Is the UNION of A_a, where a is in I, a subset of the INTERSECTION of A_a always true for any collection of sets A_a with index set I?

Homework Equations

The Attempt at a Solution

The answer listed in the solutions is "Yes, this is always true."

However, I contest that it is false.
My reasoning:

Given I= {1,2,3} and A_a=[a, 2a]

This gives me A₁= [1,2], A₂= [2,4], and A₃= [3,6]

The UNION is therefore [1,6] and the INTERSECTION is the nullset: {}

I find that the INTERSECTION is a subset of the UNION, but not the other way around, as the book asks.

Am I correct in my work, or is the statement given by the solutions manual correct?

 

[CompuChip]

Yes, the union contains all the elements that are in some of the sets; the intersection contains all the elements that are in all of the sets - in general there are fewer of those.
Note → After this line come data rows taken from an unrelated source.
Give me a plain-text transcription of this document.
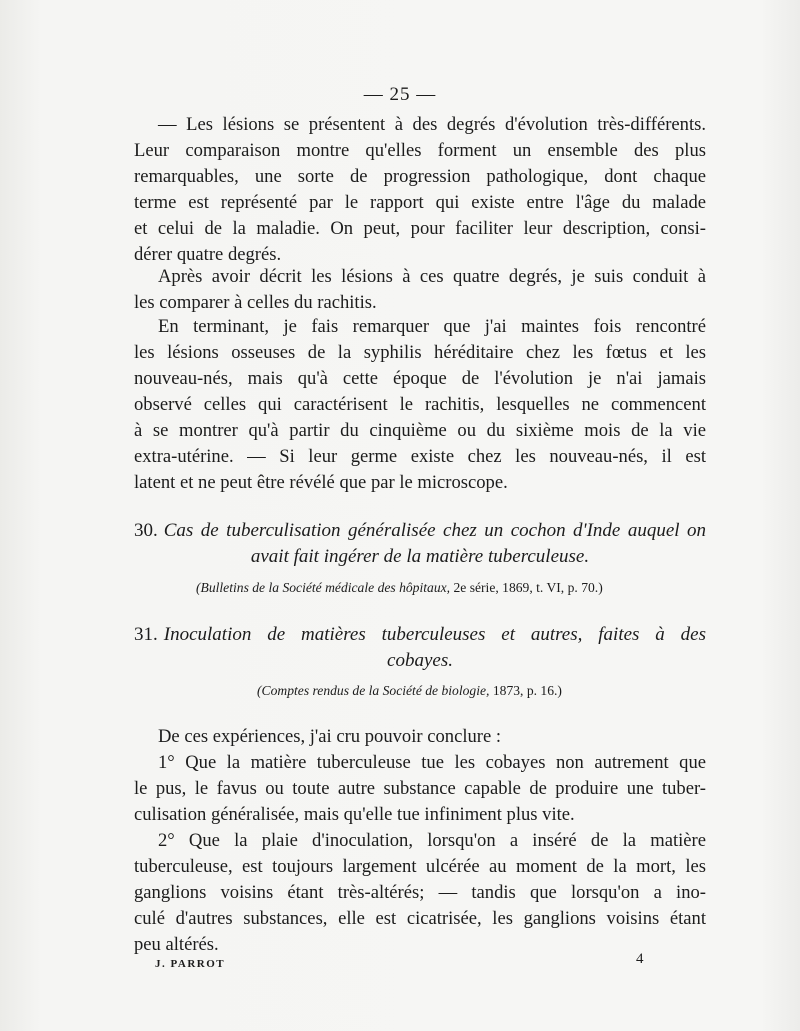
— 25 —
— Les lésions se présentent à des degrés d'évolution très-différents.
Leur comparaison montre qu'elles forment un ensemble des plus
remarquables, une sorte de progression pathologique, dont chaque
terme est représenté par le rapport qui existe entre l'âge du malade
et celui de la maladie. On peut, pour faciliter leur description, consi-
dérer quatre degrés.
Après avoir décrit les lésions à ces quatre degrés, je suis conduit à
les comparer à celles du rachitis.
En terminant, je fais remarquer que j'ai maintes fois rencontré
les lésions osseuses de la syphilis héréditaire chez les fœtus et les
nouveau-nés, mais qu'à cette époque de l'évolution je n'ai jamais
observé celles qui caractérisent le rachitis, lesquelles ne commencent
à se montrer qu'à partir du cinquième ou du sixième mois de la vie
extra-utérine. — Si leur germe existe chez les nouveau-nés, il est
latent et ne peut être révélé que par le microscope.
30. Cas de tuberculisation généralisée chez un cochon d'Inde auquel on
avait fait ingérer de la matière tuberculeuse.
(Bulletins de la Société médicale des hôpitaux, 2e série, 1869, t. VI, p. 70.)
31. Inoculation de matières tuberculeuses et autres, faites à des
cobayes.
(Comptes rendus de la Société de biologie, 1873, p. 16.)
De ces expériences, j'ai cru pouvoir conclure :
1° Que la matière tuberculeuse tue les cobayes non autrement que
le pus, le favus ou toute autre substance capable de produire une tuber-
culisation généralisée, mais qu'elle tue infiniment plus vite.
2° Que la plaie d'inoculation, lorsqu'on a inséré de la matière
tuberculeuse, est toujours largement ulcérée au moment de la mort, les
ganglions voisins étant très-altérés; — tandis que lorsqu'on a ino-
culé d'autres substances, elle est cicatrisée, les ganglions voisins étant
peu altérés.
J. PARROT	4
In fact the opposite is easy to show: suppose that x lies in the intersection*, then x lies in all A_a, so in particular it lies in one of them and therefore sits in the union as well. Hence, the intersection is a subset of the union. *) For the nitpickers/mathematicians: if no such x exists, i.e. the intersection is empty, then the proof is trivial because the empty set is a subset of any set by definition.

 

[gb7nash]

I agree with you. It's almost never the case that the union of any number of sets is a subset of the intersection of the same sets. The only way this is possible is if all sets have the same elements (in which case the union is equal to the intersection).

 

[SmashtheVan]

Thanks everyone.

When I saw the solution it didn't make sense to me based on the previous exercises I got right using Unions/Intersections, so I gave myself that example to work it out mathematically. Must have been just a mixup by the author over the Union and Intersection symbols. Just looking for a 2nd opinion.